Posted: 01 Mar 2026, 07:59
I think we're aligned that overshoot, consistency, and curve shape all matter. However, my question is strictly about a fixed refresh rate, fixed FPS, and the best usable overdrive with no visible overshoot, for example in a competitive FPS like Overwatch running at constant 240 FPS, not in an application where I'll be switching between 240FPS games and low FPS games.Chief Blur Buster wrote: ↑28 Feb 2026, 14:58There are GtG curve shapes, and GtG heatmaps, where refresh rate compliance 100% looks worse than refresh rate compliance of 75%.
LCD GtG is often a curve that looks like this:
. . . .
In that situation, refresh rate compliance directly reflects whether the panel can physically complete pixel transitions within the 4.17 ms refresh window at 240 Hz, right?
If one panel achieves ~80% compliance, most transitions complete within the refresh interval, so pixels reach their intended value before the next frame, resulting in motion clarity "closer" to true 240 Hz behavior.

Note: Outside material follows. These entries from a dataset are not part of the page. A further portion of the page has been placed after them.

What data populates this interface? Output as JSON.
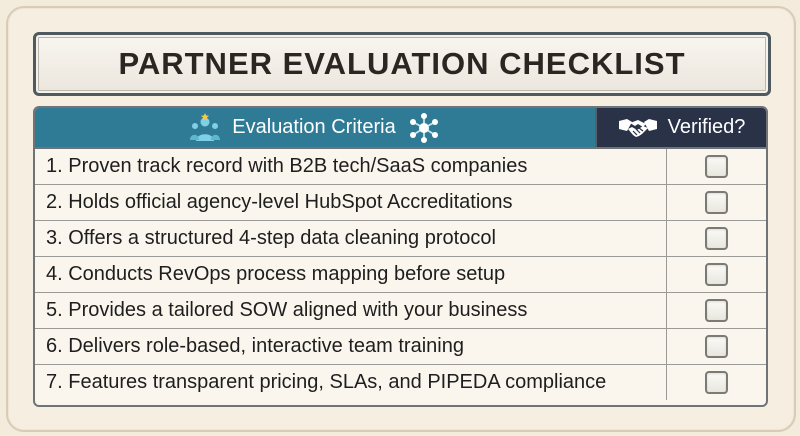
{
  "title": "PARTNER EVALUATION CHECKLIST",
  "header": {
    "criteria_label": "Evaluation Criteria",
    "verified_label": "Verified?",
    "icons": [
      "team-award-icon",
      "network-nodes-icon",
      "handshake-icon"
    ]
  },
  "colors": {
    "criteria_header": "#2f7b95",
    "verified_header": "#2a3247",
    "background": "#f3ecdd"
  },
  "rows": [
    {
      "text": "1. Proven track record with B2B tech/SaaS companies",
      "checked": false
    },
    {
      "text": "2. Holds official agency-level HubSpot Accreditations",
      "checked": false
    },
    {
      "text": "3. Offers a structured 4-step data cleaning protocol",
      "checked": false
    },
    {
      "text": "4. Conducts RevOps process mapping before setup",
      "checked": false
    },
    {
      "text": "5. Provides a tailored SOW aligned with your business",
      "checked": false
    },
    {
      "text": "6. Delivers role-based, interactive team training",
      "checked": false
    },
    {
      "text": "7. Features transparent pricing, SLAs, and PIPEDA compliance",
      "checked": false
    }
  ]
}
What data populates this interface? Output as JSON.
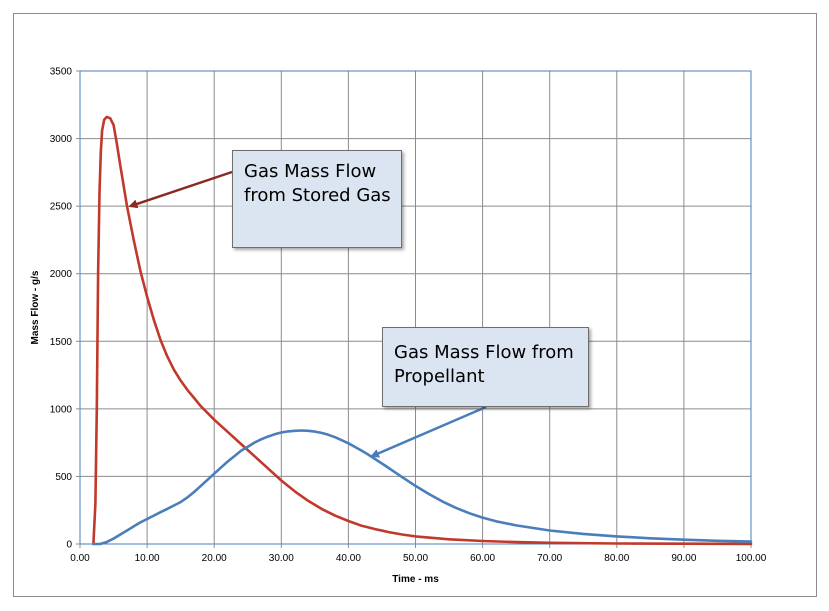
{
  "chart_data": {
    "type": "line",
    "title": "",
    "xlabel": "Time - ms",
    "ylabel": "Mass Flow - g/s",
    "xlim": [
      0,
      100
    ],
    "ylim": [
      0,
      3500
    ],
    "x_ticks": [
      "0.00",
      "10.00",
      "20.00",
      "30.00",
      "40.00",
      "50.00",
      "60.00",
      "70.00",
      "80.00",
      "90.00",
      "100.00"
    ],
    "y_ticks": [
      "0",
      "500",
      "1000",
      "1500",
      "2000",
      "2500",
      "3000",
      "3500"
    ],
    "grid": true,
    "series": [
      {
        "name": "Gas Mass Flow from Stored Gas",
        "color": "#c0392b",
        "points": [
          [
            2.0,
            0
          ],
          [
            2.3,
            300
          ],
          [
            2.5,
            1000
          ],
          [
            2.7,
            2000
          ],
          [
            2.9,
            2600
          ],
          [
            3.1,
            2900
          ],
          [
            3.3,
            3060
          ],
          [
            3.6,
            3140
          ],
          [
            4.0,
            3160
          ],
          [
            4.5,
            3150
          ],
          [
            5.0,
            3100
          ],
          [
            5.5,
            2960
          ],
          [
            6.0,
            2800
          ],
          [
            7.0,
            2500
          ],
          [
            8.0,
            2250
          ],
          [
            9.0,
            2020
          ],
          [
            10.0,
            1830
          ],
          [
            11.0,
            1660
          ],
          [
            12.0,
            1510
          ],
          [
            13.0,
            1390
          ],
          [
            14.0,
            1290
          ],
          [
            15.0,
            1210
          ],
          [
            16.0,
            1140
          ],
          [
            17.0,
            1080
          ],
          [
            18.0,
            1020
          ],
          [
            19.0,
            970
          ],
          [
            20.0,
            920
          ],
          [
            22.0,
            830
          ],
          [
            24.0,
            740
          ],
          [
            26.0,
            650
          ],
          [
            28.0,
            560
          ],
          [
            30.0,
            470
          ],
          [
            32.0,
            390
          ],
          [
            34.0,
            320
          ],
          [
            36.0,
            260
          ],
          [
            38.0,
            210
          ],
          [
            40.0,
            170
          ],
          [
            42.0,
            135
          ],
          [
            44.0,
            110
          ],
          [
            46.0,
            88
          ],
          [
            48.0,
            70
          ],
          [
            50.0,
            56
          ],
          [
            55.0,
            35
          ],
          [
            60.0,
            22
          ],
          [
            65.0,
            14
          ],
          [
            70.0,
            9
          ],
          [
            80.0,
            4
          ],
          [
            90.0,
            2
          ],
          [
            100.0,
            1
          ]
        ]
      },
      {
        "name": "Gas Mass Flow from Propellant",
        "color": "#4a7ebb",
        "points": [
          [
            2.0,
            0
          ],
          [
            3.0,
            0
          ],
          [
            4.0,
            15
          ],
          [
            5.0,
            40
          ],
          [
            6.0,
            70
          ],
          [
            7.0,
            100
          ],
          [
            8.0,
            130
          ],
          [
            9.0,
            160
          ],
          [
            10.0,
            185
          ],
          [
            11.0,
            210
          ],
          [
            12.0,
            235
          ],
          [
            13.0,
            260
          ],
          [
            14.0,
            285
          ],
          [
            15.0,
            310
          ],
          [
            16.0,
            345
          ],
          [
            17.0,
            385
          ],
          [
            18.0,
            430
          ],
          [
            19.0,
            475
          ],
          [
            20.0,
            520
          ],
          [
            21.0,
            565
          ],
          [
            22.0,
            610
          ],
          [
            23.0,
            650
          ],
          [
            24.0,
            690
          ],
          [
            25.0,
            720
          ],
          [
            26.0,
            750
          ],
          [
            27.0,
            775
          ],
          [
            28.0,
            795
          ],
          [
            29.0,
            812
          ],
          [
            30.0,
            825
          ],
          [
            31.0,
            833
          ],
          [
            32.0,
            838
          ],
          [
            33.0,
            840
          ],
          [
            34.0,
            838
          ],
          [
            35.0,
            832
          ],
          [
            36.0,
            822
          ],
          [
            37.0,
            808
          ],
          [
            38.0,
            790
          ],
          [
            39.0,
            768
          ],
          [
            40.0,
            745
          ],
          [
            41.0,
            718
          ],
          [
            42.0,
            690
          ],
          [
            43.0,
            660
          ],
          [
            44.0,
            628
          ],
          [
            45.0,
            596
          ],
          [
            46.0,
            562
          ],
          [
            47.0,
            528
          ],
          [
            48.0,
            495
          ],
          [
            50.0,
            430
          ],
          [
            52.0,
            370
          ],
          [
            54.0,
            315
          ],
          [
            56.0,
            268
          ],
          [
            58.0,
            228
          ],
          [
            60.0,
            195
          ],
          [
            62.0,
            168
          ],
          [
            65.0,
            138
          ],
          [
            70.0,
            100
          ],
          [
            75.0,
            75
          ],
          [
            80.0,
            56
          ],
          [
            85.0,
            42
          ],
          [
            90.0,
            32
          ],
          [
            95.0,
            24
          ],
          [
            100.0,
            18
          ]
        ]
      }
    ],
    "annotations": [
      {
        "lines": [
          "Gas Mass Flow",
          "from Stored Gas"
        ],
        "points_to_series": "Gas Mass Flow from Stored Gas",
        "target": [
          7.5,
          2500
        ]
      },
      {
        "lines": [
          "Gas Mass Flow from",
          "Propellant"
        ],
        "points_to_series": "Gas Mass Flow from Propellant",
        "target": [
          43.5,
          650
        ]
      }
    ]
  }
}
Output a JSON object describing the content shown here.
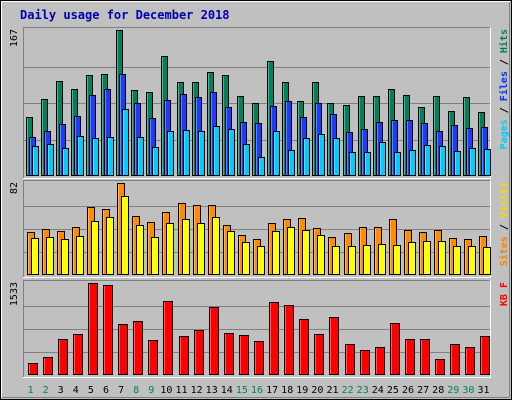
{
  "chart_data": {
    "type": "bar",
    "title": "Daily usage for December 2018",
    "categories": [
      "1",
      "2",
      "3",
      "4",
      "5",
      "6",
      "7",
      "8",
      "9",
      "10",
      "11",
      "12",
      "13",
      "14",
      "15",
      "16",
      "17",
      "18",
      "19",
      "20",
      "21",
      "22",
      "23",
      "24",
      "25",
      "26",
      "27",
      "28",
      "29",
      "30",
      "31"
    ],
    "weekend_days": [
      "1",
      "2",
      "8",
      "9",
      "15",
      "16",
      "22",
      "23",
      "29",
      "30"
    ],
    "panels": [
      {
        "id": "hits",
        "ymax_label": "167",
        "ymax": 167,
        "axis_labels": [
          {
            "text": "Pages",
            "color": "#00ccff"
          },
          {
            "text": "Files",
            "color": "#0033ff"
          },
          {
            "text": "Hits",
            "color": "#00805c"
          }
        ],
        "series": [
          {
            "name": "Hits",
            "color": "#00805c",
            "values": [
              68,
              88,
              109,
              99,
              116,
              117,
              167,
              98,
              96,
              137,
              108,
              108,
              119,
              116,
              92,
              84,
              131,
              107,
              86,
              107,
              83,
              81,
              91,
              91,
              100,
              93,
              79,
              91,
              74,
              90,
              73
            ]
          },
          {
            "name": "Files",
            "color": "#1a3cff",
            "values": [
              45,
              52,
              59,
              69,
              93,
              99,
              117,
              84,
              66,
              87,
              94,
              90,
              96,
              79,
              62,
              61,
              80,
              86,
              67,
              84,
              71,
              50,
              54,
              62,
              64,
              64,
              61,
              51,
              58,
              55,
              56
            ]
          },
          {
            "name": "Pages",
            "color": "#00ccff",
            "values": [
              34,
              37,
              32,
              46,
              43,
              45,
              77,
              45,
              33,
              52,
              53,
              51,
              57,
              54,
              37,
              22,
              52,
              30,
              43,
              48,
              43,
              27,
              28,
              39,
              28,
              30,
              36,
              34,
              29,
              32,
              31
            ]
          }
        ]
      },
      {
        "id": "visits",
        "ymax_label": "82",
        "ymax": 82,
        "axis_labels": [
          {
            "text": "Sites",
            "color": "#ff8000"
          },
          {
            "text": "Visits",
            "color": "#ffd700"
          }
        ],
        "series": [
          {
            "name": "Sites",
            "color": "#ff8c00",
            "values": [
              38,
              41,
              39,
              43,
              61,
              59,
              82,
              53,
              47,
              56,
              64,
              62,
              62,
              45,
              36,
              32,
              46,
              50,
              51,
              42,
              34,
              37,
              43,
              43,
              50,
              40,
              38,
              40,
              33,
              32,
              35
            ]
          },
          {
            "name": "Visits",
            "color": "#ffff00",
            "values": [
              33,
              34,
              32,
              35,
              48,
              52,
              70,
              45,
              34,
              46,
              50,
              46,
              52,
              39,
              29,
              26,
              39,
              43,
              40,
              36,
              26,
              26,
              27,
              28,
              27,
              29,
              30,
              30,
              26,
              26,
              25
            ]
          }
        ]
      },
      {
        "id": "kbytes",
        "ymax_label": "1533",
        "ymax": 1533,
        "axis_labels": [
          {
            "text": "KB F",
            "color": "#ff0000"
          }
        ],
        "series": [
          {
            "name": "KB F",
            "color": "#ff0000",
            "values": [
              205,
              308,
              595,
              684,
              1533,
              1504,
              842,
              903,
              589,
              1236,
              649,
              756,
              1137,
              700,
              667,
              567,
              1223,
              1166,
              931,
              679,
              962,
              519,
              417,
              463,
              859,
              602,
              600,
              264,
              520,
              472,
              648
            ]
          }
        ]
      }
    ]
  }
}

If another otherwise similar panel, still at fixed 240 Hz and optimal overdrive with no overshoot, only achieves ~30–40% compliance, then most transitions extend beyond the refresh interval. This means pixels are still transitioning when the next frame arrives, which should produce more trailing and reduced motion clarity.
So in this controlled scenario, is it correct to say that the panel with higher refresh rate compliance will objectively produce clearer motion, simply because more transitions complete within the refresh window?
For example, if one display achieves ~60% compliance and another only ~20%, with both having clean overdrive and no overshoot, the 60% panel would objectively deliver clearer motion, correct?
I understand that refresh rate compliance alone doesn’t tell the whole story, and that the full GtG heatmap and full OSRTT data are important to evaluate overall behavior. But at a fixed refresh rate, compliance still seems to be a direct indicator of how fully the refresh rate is physically utilized.
Let's look at the two screenshots below, it will help me understand better. We agree that this MSI is "bad" here, right? (I remind you, I'm talking about stable 240Hz/240fps use on a game like Overwatch.) Here, the OD Fast is the "best OD," because the next one, which is the last OD, has too much visible overshoot.

Here, the Zowie seems better, right? 50% R.R.C and "inverse ghosting rate" only at 1.8%, technically, in stable 240hz/240fps use, the Zowie is "better" if we base ourselves on this metric, right?

If my reasoning is still wrong and incorrect, please explain why using the two images above, and what exactly should we look at in these images to know if it's "good or not"?